During this period, the arduous and difficult duty of supplying that great and rapidly-increasing city with water, devolved upon him. Considering that the whole supply had to be forced by engine power from a low level, and that the city had greatly exceeded in population, and in the extent of its commerce and manufactures, what was ever contemplated, at the organisation of the works ; and recollecting the many imperfections in the old system which modern science had revealed, and of which no one was more thoroughly aware than Mr. Mackain, it must be admitted, that the success of his efforts to supply upwards of 16,000,000 gallons of water per day, required an amount of energy, foresight, and engineering talent of no ordinary kind.
Unobtrusive and quiet, yet self-possessed, he passed through several Parliamentary campaigns, with singular merit and success. In every case in which the water company was either a promoter, or an opponent, Mr. Mackain was the chief engineering witness before the Committees of the House of Commons ; and after the fight was over, Counsel on both sides joined in complimenting him, for his calmness, his intelligence, and his integrity.
Perhaps the most trying occasion on which he ever appeared, was on his examination as the principal witness in that which was termed ‘The Great Arbitration Cause,’ when the value of the waterworks was decided, at the time of the plant and undertaking lapsing, under this valuation, into the hands of the city. His conduct and evidence were admitted to be just, honourable, and impartial by both parties in the cause, by the friends he was about to leave, on the one hand, and by the Loch Katrine Water Commissioners whom he was about to serve, on the other; and the Lord Advocate, (now the Lord Justice Clerk,) who was final umpire in the arbitration, awarded him the highest praise.
When the old company meditated the introduction of water by gravitation, Mr. Mackain explored every glen and rill, and tested the capacity of every loch in the West Highlands, and the result of his observations was the Loch Lubnaig scheme. This was not carried out, on account of the difficulty of raising the capital, but there is little doubt, that it would have answered the purpose intended ; and it must be looked upon with respect, as the parent of the great Loch Katrine operations now rapidly drawing to a close.
About two years ago, Mr. Mackain was invited to proceed to Portugal, which he did with the concurrence of his Directors, to assist in bringing water to the city of Oporto, and the scheme which he recommended is now being carried out.
One of his most prominent characteristics was a conscientious devotion to the interests of his employers and the public, sparing neither bodily fatigue, nor mental exertion, in the fulfilment of his duties.

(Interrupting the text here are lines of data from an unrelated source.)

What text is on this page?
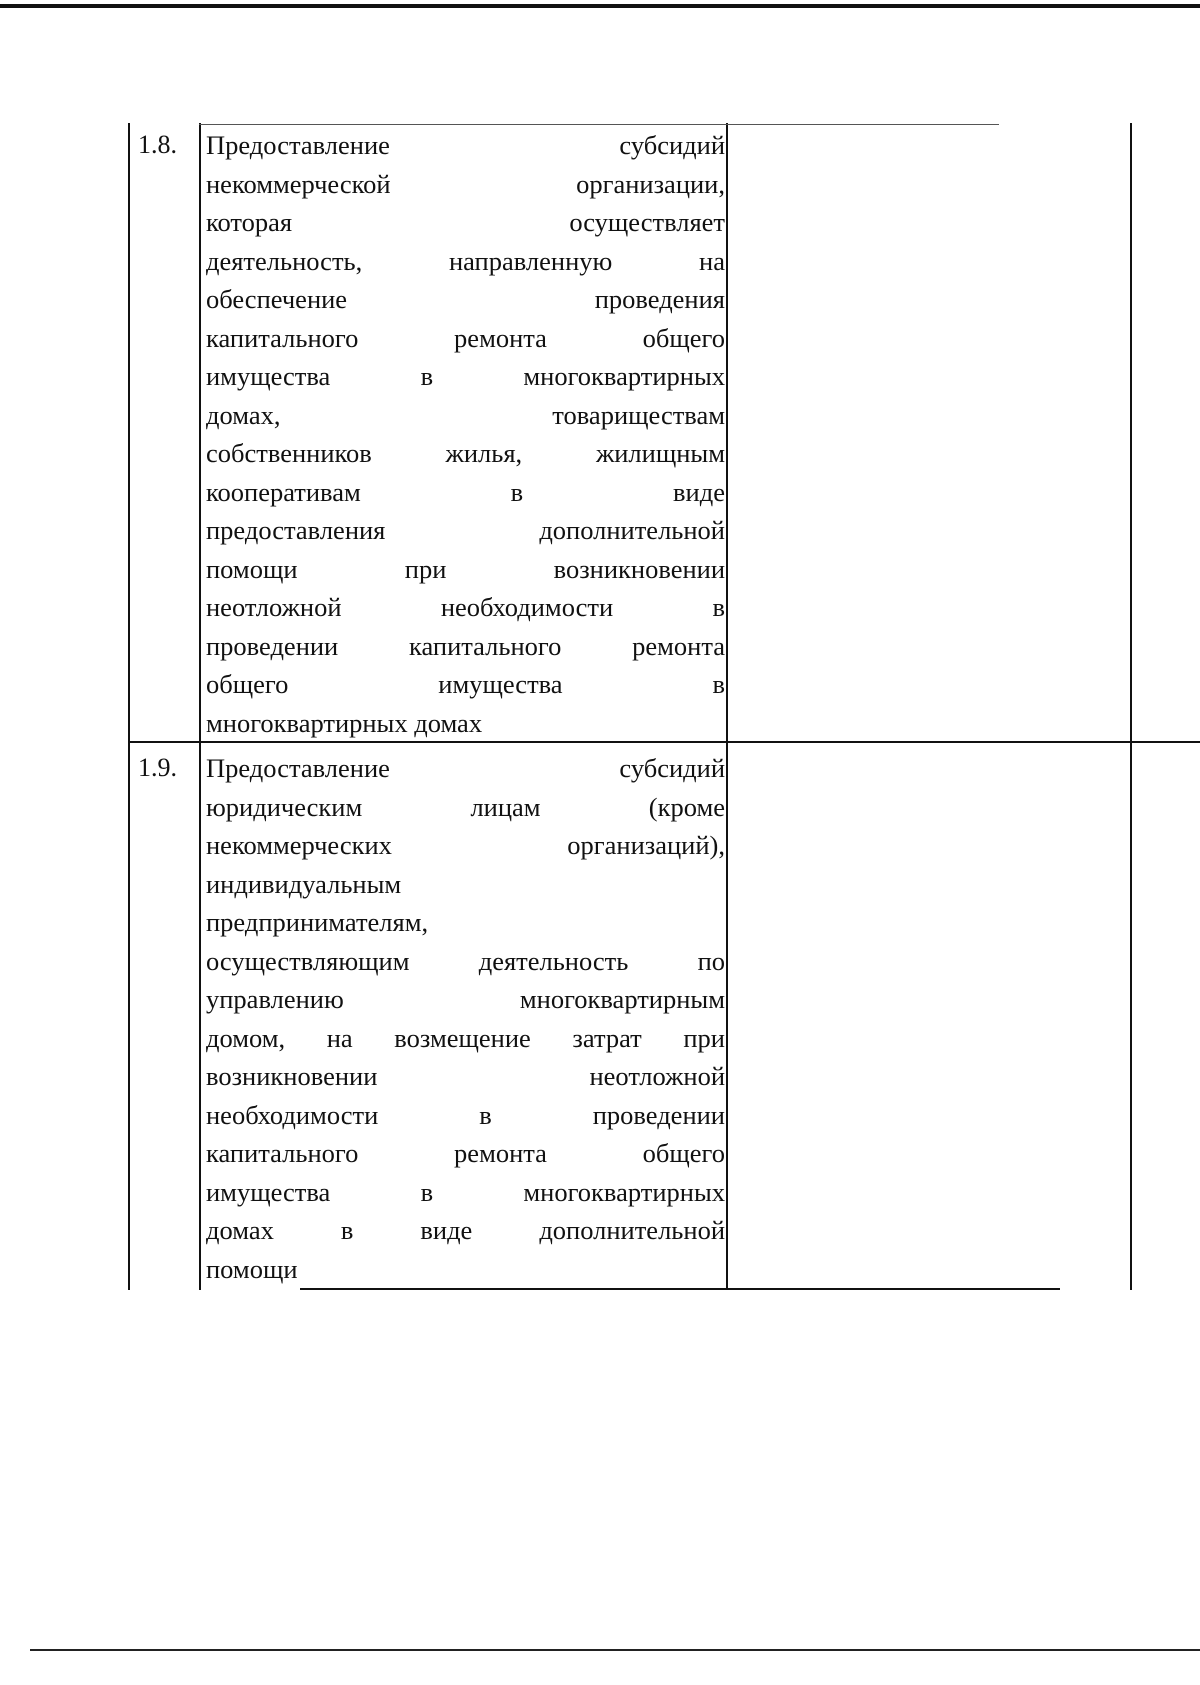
1.8.	Предоставление субсидий
некоммерческой организации,
которая осуществляет
деятельность, направленную на
обеспечение проведения
капитального ремонта общего
имущества в многоквартирных
домах, товариществам
собственников жилья, жилищным
кооперативам в виде
предоставления дополнительной
помощи при возникновении
неотложной необходимости в
проведении капитального ремонта
общего имущества в
многоквартирных домах
1.9.	Предоставление субсидий
юридическим лицам (кроме
некоммерческих организаций),
индивидуальным
предпринимателям,
осуществляющим деятельность по
управлению многоквартирным
домом, на возмещение затрат при
возникновении неотложной
необходимости в проведении
капитального ремонта общего
имущества в многоквартирных
домах в виде дополнительной
помощи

Naturally of a modest and retiring disposition, he was not much known beyond the circle of those with whom his situation brought him in contact; but he had a few friends who knew his genuine worth, admired his talents, his kind and truly unselfish nature, and who will ever revere his memory.
He joined the Institution, as a Member, in 1840, and his death took place at Dalmarnock, on the 8th of February, 1859.